The commission had travelled to several provinces to hear from different religious bodies how they conducted their business and to look into allegations that certain Christian churches used religion to make money illegally and that religion was being commercialised.

According to the CRL, they were shocked at the arrogance of some church leaders in the Gauteng province who did not feel bound to cooperate. On realising the commission was legally mandated, however, they came forward and co-operated.

The CLR was established by an act of Parliament, Act 19 of 2002, and has the powers to conduct investigations on any matter related to the violation and abuse of cultural, religious and linguistic rights of communities.

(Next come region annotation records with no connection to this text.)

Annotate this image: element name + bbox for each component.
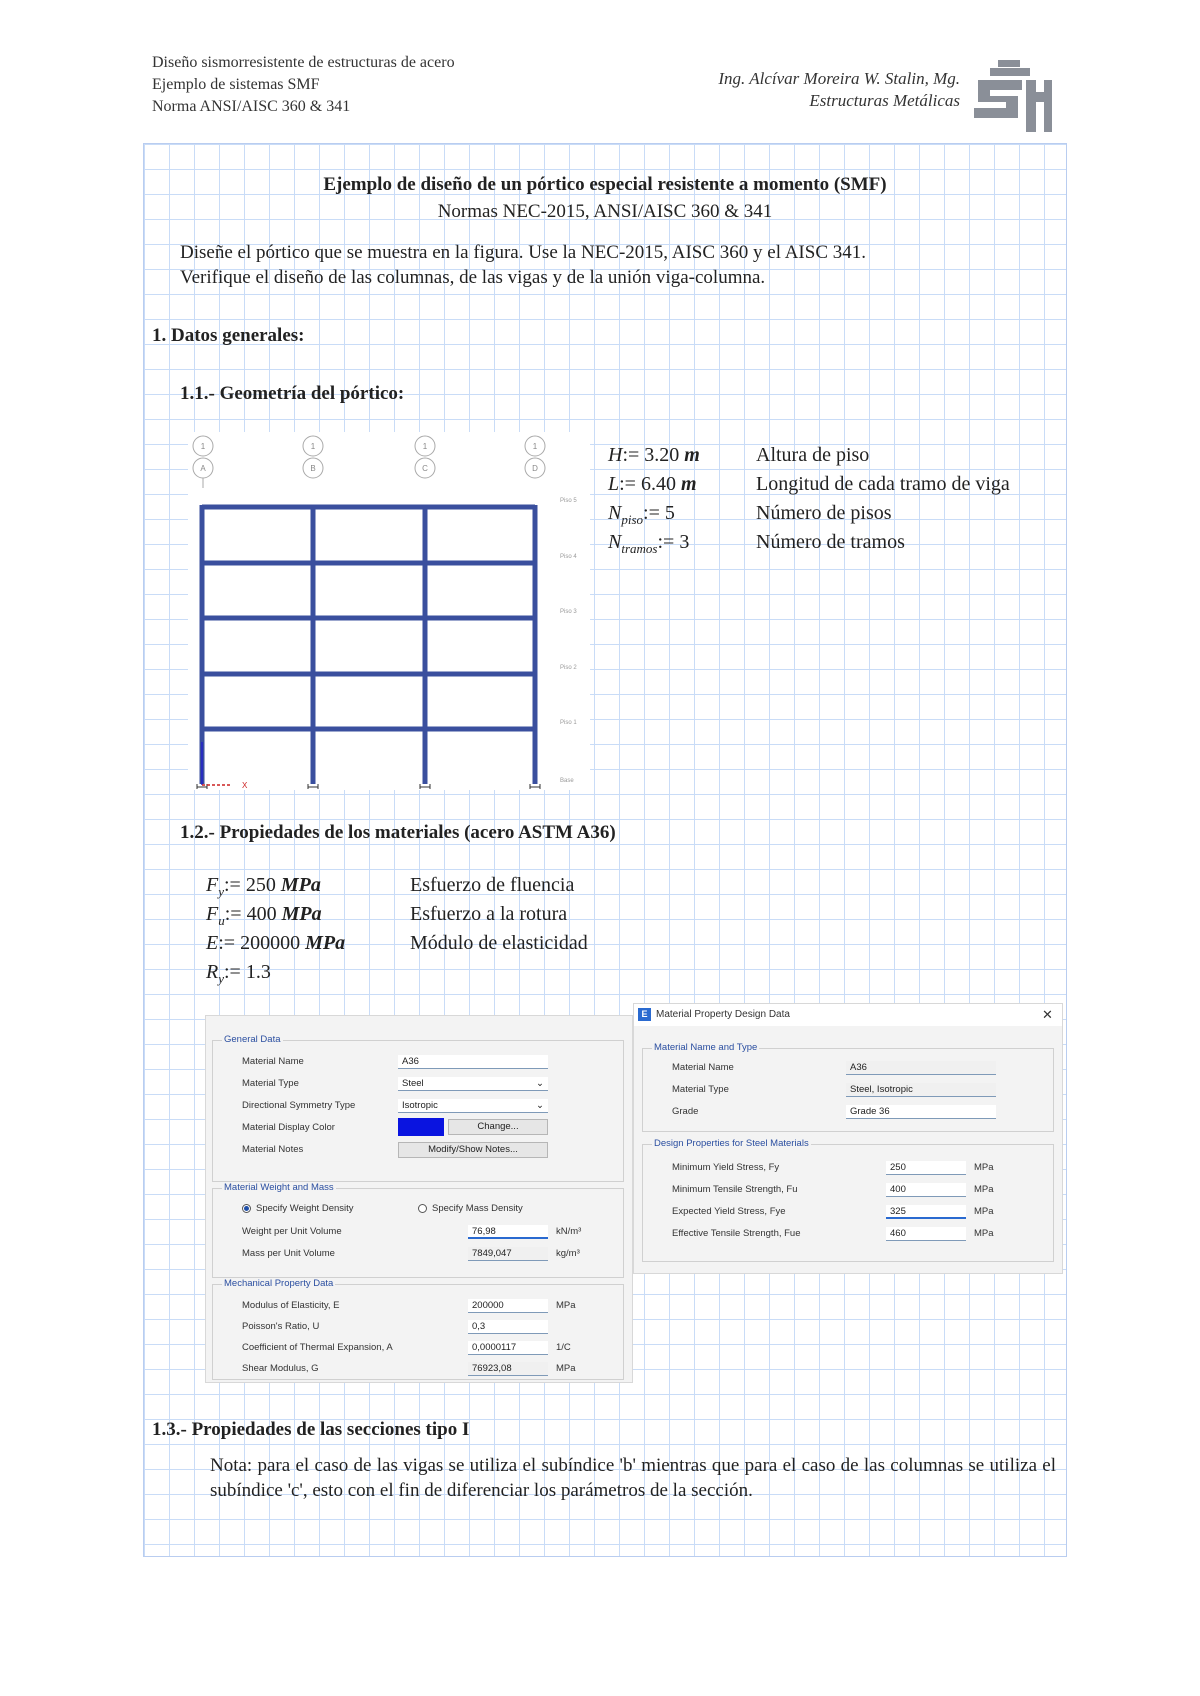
axis-letter-A: A — [200, 464, 206, 473]
poisson-input[interactable]: 0,3 — [468, 1320, 548, 1334]
chevron-down-icon: ⌄ — [536, 1100, 544, 1111]
shear-input[interactable]: 76923,08 — [468, 1362, 548, 1376]
desc-Fy: Esfuerzo de fluencia — [410, 874, 575, 896]
modify-notes-button[interactable]: Modify/Show Notes... — [398, 1142, 548, 1158]
section-1-heading: 1. Datos generales: — [152, 325, 305, 346]
grade-field[interactable]: Grade 36 — [846, 1105, 996, 1119]
story-label-4: Piso 4 — [560, 554, 577, 560]
design-data-dialog — [633, 1003, 1063, 1274]
weight-label: Weight per Unit Volume — [242, 1226, 342, 1237]
desc-Ntramos: Número de tramos — [756, 531, 905, 553]
header-line-2: Ejemplo de sistemas SMF — [152, 76, 320, 93]
specify-weight-label: Specify Weight Density — [256, 1203, 354, 1214]
axis-bubble-C — [415, 436, 435, 478]
axis-bubble-B — [303, 436, 323, 478]
desc-E: Módulo de elasticidad — [410, 932, 588, 954]
symmetry-type-label: Directional Symmetry Type — [242, 1100, 356, 1111]
mass-label: Mass per Unit Volume — [242, 1248, 335, 1259]
fy-input[interactable]: 250 — [886, 1161, 966, 1175]
logo-icon — [968, 58, 1052, 134]
poisson-label: Poisson's Ratio, U — [242, 1321, 320, 1332]
page-subtitle: Normas NEC-2015, ANSI/AISC 360 & 341 — [437, 201, 773, 222]
eq-Fy: $F_y:= 250$ MPa — [206, 874, 321, 899]
axis-bubble-D — [525, 436, 545, 478]
material-descriptions — [410, 871, 588, 958]
axis-bubble-A — [193, 436, 213, 478]
fye-label: Expected Yield Stress, Fye — [672, 1206, 786, 1217]
modulus-label: Modulus of Elasticity, E — [242, 1300, 340, 1311]
axis-number-3: 1 — [422, 442, 428, 451]
app-icon: E — [638, 1008, 651, 1021]
thermal-input[interactable]: 0,0000117 — [468, 1341, 548, 1355]
design-material-type-label: Material Type — [672, 1084, 729, 1095]
fy-label: Minimum Yield Stress, Fy — [672, 1162, 780, 1173]
thermal-label: Coefficient of Thermal Expansion, A — [242, 1342, 393, 1353]
intro-line-2: Verifique el diseño de las columnas, de las vigas y de la unión viga-columna. — [180, 267, 766, 288]
section-1-1-heading: 1.1.- Geometría del pórtico: — [180, 383, 405, 404]
design-material-name-label: Material Name — [672, 1062, 734, 1073]
desc-H: Altura de piso — [756, 444, 870, 466]
design-material-name-field: A36 — [846, 1061, 996, 1075]
material-type-select[interactable]: Steel ⌄ — [398, 1077, 548, 1091]
note-paragraph: Nota: para el caso de las vigas se utiliza el subíndice 'b' mientras que para el caso de las columnas se utiliza el subíndice 'c', esto con el fin de diferenciar los parámetros de la sección. — [210, 1455, 1056, 1501]
weight-mass-title: Material Weight and Mass — [224, 1182, 334, 1193]
weight-input[interactable]: 76,98 — [468, 1225, 548, 1239]
shear-label: Shear Modulus, G — [242, 1363, 319, 1374]
material-type-label: Material Type — [242, 1078, 299, 1089]
fue-input[interactable]: 460 — [886, 1227, 966, 1241]
axis-number-1: 1 — [200, 442, 206, 451]
grade-label: Grade — [672, 1106, 699, 1117]
header-line-3: Norma ANSI/AISC 360 & 341 — [152, 98, 351, 115]
eq-Fu: $F_u:= 400$ MPa — [206, 903, 322, 928]
desc-Npiso: Número de pisos — [756, 502, 892, 524]
axis-letter-C: C — [422, 464, 428, 473]
material-name-input[interactable]: A36 — [398, 1055, 548, 1069]
general-data-title: General Data — [224, 1034, 281, 1045]
thermal-unit: 1/C — [556, 1342, 571, 1353]
fu-label: Minimum Tensile Strength, Fu — [672, 1184, 798, 1195]
intro-line-1: Diseñe el pórtico que se muestra en la figura. Use la NEC-2015, AISC 360 y el AISC 341. — [180, 242, 866, 263]
story-label-base: Base — [560, 778, 574, 784]
shear-unit: MPa — [556, 1363, 576, 1374]
specify-mass-radio[interactable] — [418, 1204, 427, 1213]
fye-input[interactable]: 325 — [886, 1205, 966, 1219]
axis-letter-D: D — [532, 464, 538, 473]
story-label-3: Piso 3 — [560, 609, 577, 615]
specify-weight-radio[interactable] — [242, 1204, 251, 1213]
dialog-window-title: Material Property Design Data — [656, 1009, 790, 1020]
desc-L: Longitud de cada tramo de viga — [756, 473, 1010, 495]
axis-letter-B: B — [310, 464, 316, 473]
story-labels — [560, 498, 577, 784]
eq-L: L:= 6.40 m — [608, 473, 697, 495]
eq-Npiso: $N_{piso}:= 5$ — [608, 502, 675, 527]
fy-unit: MPa — [974, 1162, 994, 1173]
display-color-swatch[interactable] — [398, 1118, 444, 1136]
desc-Fu: Esfuerzo a la rotura — [410, 903, 568, 925]
eq-Ntramos: $N_{tramos}:= 3$ — [608, 531, 690, 556]
material-equations — [206, 871, 345, 987]
specify-mass-label: Specify Mass Density — [432, 1203, 523, 1214]
header-left — [152, 52, 455, 118]
modulus-unit: MPa — [556, 1300, 576, 1311]
modulus-input[interactable]: 200000 — [468, 1299, 548, 1313]
change-color-button[interactable]: Change... — [448, 1119, 548, 1135]
frame-figure — [188, 432, 590, 790]
story-label-1: Piso 1 — [560, 720, 577, 726]
weight-unit: kN/m³ — [556, 1226, 582, 1237]
frame-members — [202, 505, 535, 784]
story-label-2: Piso 2 — [560, 665, 577, 671]
axis-number-2: 1 — [310, 442, 316, 451]
symmetry-type-select[interactable]: Isotropic ⌄ — [398, 1099, 548, 1113]
course-name: Estructuras Metálicas — [809, 91, 960, 110]
fu-input[interactable]: 400 — [886, 1183, 966, 1197]
material-property-dialog — [205, 1015, 633, 1383]
mass-unit: kg/m³ — [556, 1248, 580, 1259]
close-icon[interactable]: ✕ — [1042, 1007, 1053, 1022]
material-name-label: Material Name — [242, 1056, 304, 1067]
chevron-down-icon: ⌄ — [536, 1078, 544, 1089]
eq-H: H:= 3.20 m — [608, 444, 700, 466]
axis-triad — [202, 742, 248, 790]
material-notes-label: Material Notes — [242, 1144, 304, 1155]
fye-unit: MPa — [974, 1206, 994, 1217]
author-name: Ing. Alcívar Moreira W. Stalin, Mg. — [718, 69, 960, 88]
header-line-1: Diseño sismorresistente de estructuras de acero — [152, 54, 455, 71]
geometry-descriptions — [756, 441, 1010, 557]
name-type-title: Material Name and Type — [654, 1042, 758, 1053]
supports — [197, 784, 540, 789]
fue-label: Effective Tensile Strength, Fue — [672, 1228, 801, 1239]
story-label-5: Piso 5 — [560, 498, 577, 504]
eq-Ry: $R_y:= 1.3$ — [206, 961, 271, 986]
section-1-3-heading: 1.3.- Propiedades de las secciones tipo I — [152, 1419, 470, 1440]
x-axis-label: X — [242, 781, 248, 790]
fue-unit: MPa — [974, 1228, 994, 1239]
axis-number-4: 1 — [532, 442, 538, 451]
eq-E: E:= 200000 MPa — [206, 932, 346, 954]
intro-paragraph — [180, 240, 866, 290]
geometry-equations — [608, 441, 700, 557]
mass-input[interactable]: 7849,047 — [468, 1247, 548, 1261]
fu-unit: MPa — [974, 1184, 994, 1195]
design-material-type-field: Steel, Isotropic — [846, 1083, 996, 1097]
mechanical-property-title: Mechanical Property Data — [224, 1278, 334, 1289]
frame-drawing — [188, 432, 590, 790]
header-right — [718, 68, 960, 112]
design-properties-title: Design Properties for Steel Materials — [654, 1138, 809, 1149]
page-title: Ejemplo de diseño de un pórtico especial resistente a momento (SMF) — [323, 174, 887, 195]
display-color-label: Material Display Color — [242, 1122, 335, 1133]
logo-text: SM — [1010, 132, 1014, 134]
section-1-2-heading: 1.2.- Propiedades de los materiales (acero ASTM A36) — [180, 822, 616, 843]
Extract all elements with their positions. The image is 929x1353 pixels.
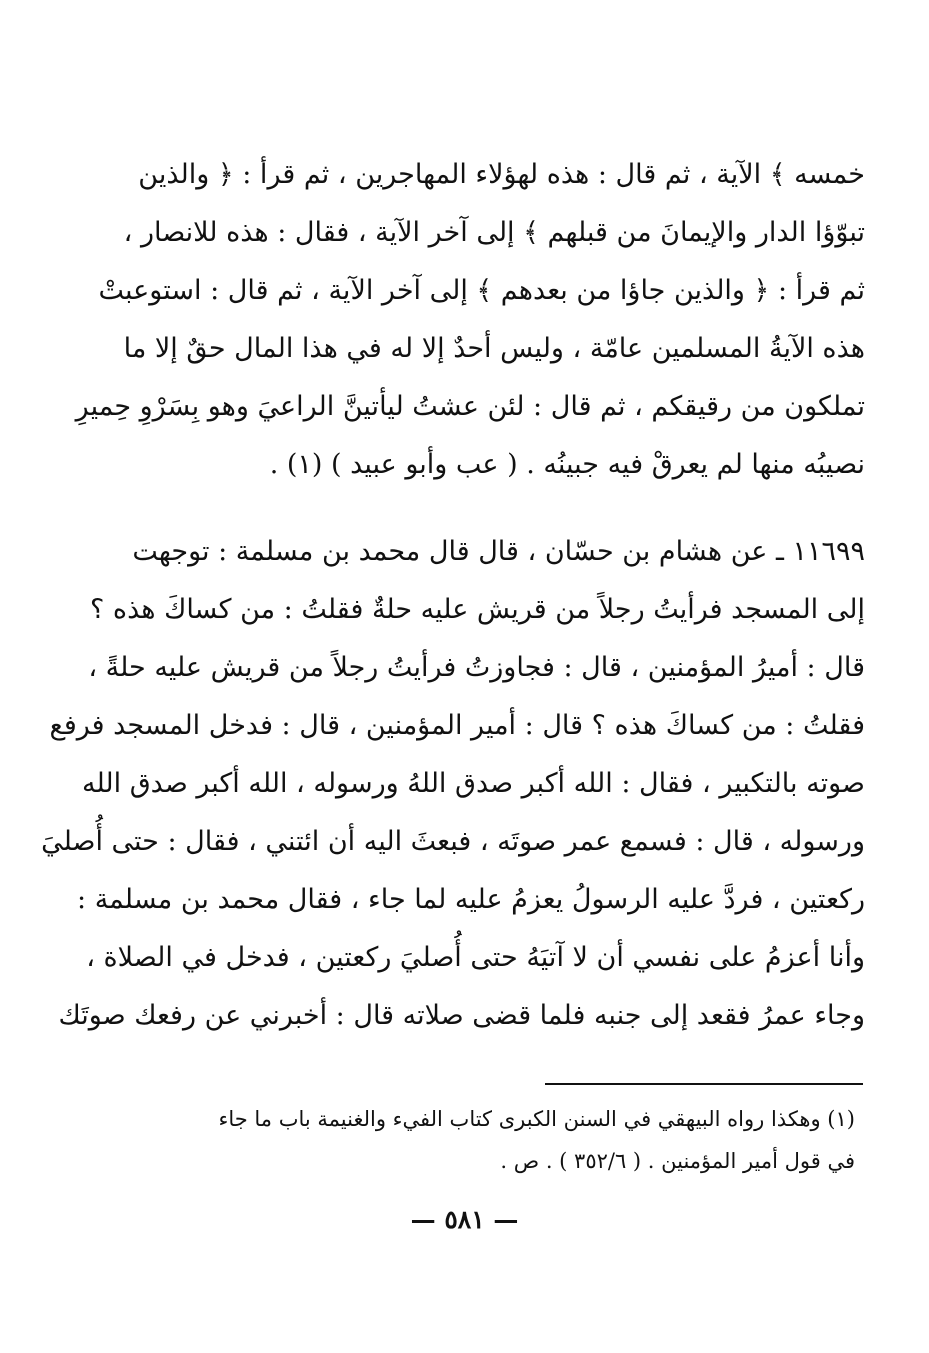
text-line: صوته بالتكبير ، فقال : الله أكبر صدق اللهُ ورسوله ، الله أكبر صدق الله xyxy=(82,768,865,799)
text-line: ثم قرأ : ﴿ والذين جاؤا من بعدهم ﴾ إلى آخر الآية ، ثم قال : استوعبتْ xyxy=(98,275,865,306)
text-line: ١١٦٩٩ ـ عن هشام بن حسّان ، قال قال محمد بن مسلمة : توجهت xyxy=(132,536,865,567)
footnote-separator xyxy=(545,1083,863,1085)
footnote-line: في قول أمير المؤمنين . ( ٣٥٢/٦ ) . ص . xyxy=(500,1149,855,1173)
text-line: فقلتُ : من كساكَ هذه ؟ قال : أمير المؤمنين ، قال : فدخل المسجد فرفع xyxy=(49,710,865,741)
text-line: خمسه ﴾ الآية ، ثم قال : هذه لهؤلاء المهاجرين ، ثم قرأ : ﴿ والذين xyxy=(138,159,865,190)
text-line: ركعتين ، فردَّ عليه الرسولُ يعزمُ عليه لما جاء ، فقال محمد بن مسلمة : xyxy=(77,884,865,915)
footnote-line: (١) وهكذا رواه البيهقي في السنن الكبرى كتاب الفيء والغنيمة باب ما جاء xyxy=(218,1107,855,1131)
text-line: تبوّؤا الدار والإيمانَ من قبلهم ﴾ إلى آخر الآية ، فقال : هذه للانصار ، xyxy=(123,217,865,248)
text-line: إلى المسجد فرأيتُ رجلاً من قريش عليه حلةٌ فقلتُ : من كساكَ هذه ؟ xyxy=(90,594,865,625)
text-line: نصيبُه منها لم يعرقْ فيه جبينُه . ( عب وأبو عبيد ) (١) . xyxy=(269,449,865,480)
hadith-11699-paragraph xyxy=(41,523,865,1045)
paragraph-continued xyxy=(75,146,865,494)
page-number: — ٥٨١ — xyxy=(410,1205,519,1234)
text-line: وجاء عمرُ فقعد إلى جنبه فلما قضى صلاته قال : أخبرني عن رفعك صوتَك xyxy=(58,1000,865,1031)
text-line: وأنا أعزمُ على نفسي أن لا آتيَهُ حتى أُصليَ ركعتين ، فدخل في الصلاة ، xyxy=(86,942,865,973)
text-line: هذه الآيةُ المسلمين عامّة ، وليس أحدٌ إلا له في هذا المال حقٌ إلا ما xyxy=(123,333,865,364)
footnotes xyxy=(155,1098,855,1182)
text-line: ورسوله ، قال : فسمع عمر صوتَه ، فبعثَ اليه أن ائتني ، فقال : حتى أُصليَ xyxy=(41,826,865,857)
text-line: تملكون من رقيقكم ، ثم قال : لئن عشتُ ليأتينَّ الراعيَ وهو بِسَرْوِ حِميرِ xyxy=(75,391,865,422)
text-line: قال : أميرُ المؤمنين ، قال : فجاوزتُ فرأيتُ رجلاً من قريش عليه حلةً ، xyxy=(88,652,865,683)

The Act therefore makes it a criminal offence for any person to refuse to appear before the commission or its committee upon being summoned to do so, or who refuses to answer any question, or refuses to produce a document specified in the summons issued by the commission.

Seven religious bodies were summoned in Kimberley.

The Redeemed Christian Church of God, with their headquarters in Nigeria, laid bare their operations in South Africa, particularly in Kimberley. Past. Christop-her Omogbemi Ogunade, the Kimberley parish pastor, explained to the commission that as a church they did not make people buy holy water or do strange acts as in other miracle churches. According to Ogunade, their church differs from others in doctrine.

“We only lay hands on people and according to the scripture that is enough to fulfil Gods power,” said Ogunade.

Ogunade also told the commission that their church paid taxes, paid bills in time and also paid e-tolls.

“The church also provides jobs for the unemployed and have a scheme to feed the hungry,” said Ogunade.

Past. Allen Meyer, who accompanied Ogunade, gave a brief history of the church and of the founding pastor.

According to Meyer, the church has 78 parishes in South Africa, and count the South African chief justice, Mogoeng Mogoeng, as one of its prominent members. According to Meyer, the church in Nigeria pays part of the salaries of the South African pastors.

The church also has a TV channel that is broadcast from South Africa and the church therefore pays R400 000 monthly to Sentech for their 24 hours broadcast.

The two pastors had a tough time explaining their belief that there were a lot of heathen in South Africa that needed to be converted to Christianity.

The pastors, however, confirmed that their founder was a rich man who owned a jet and had houses in 180 countries.

The other church that was summoned, is led by Past. Nkosinathi Bosman, and is based in Phutanang in Galeshewe.

This church is called the Dynamic Living Christian Centre. The church has been existence for four years and only has 12 members.

The tough-talking chairperson of the commission, Thoko Mkhwanazi Xalavu, was accompanied by commissioners Richard Botha, Shiela Mbele-Khama, Prof. Luka Mosoma Z who is the deputy chairperson Z and Dr Anton Knoetze.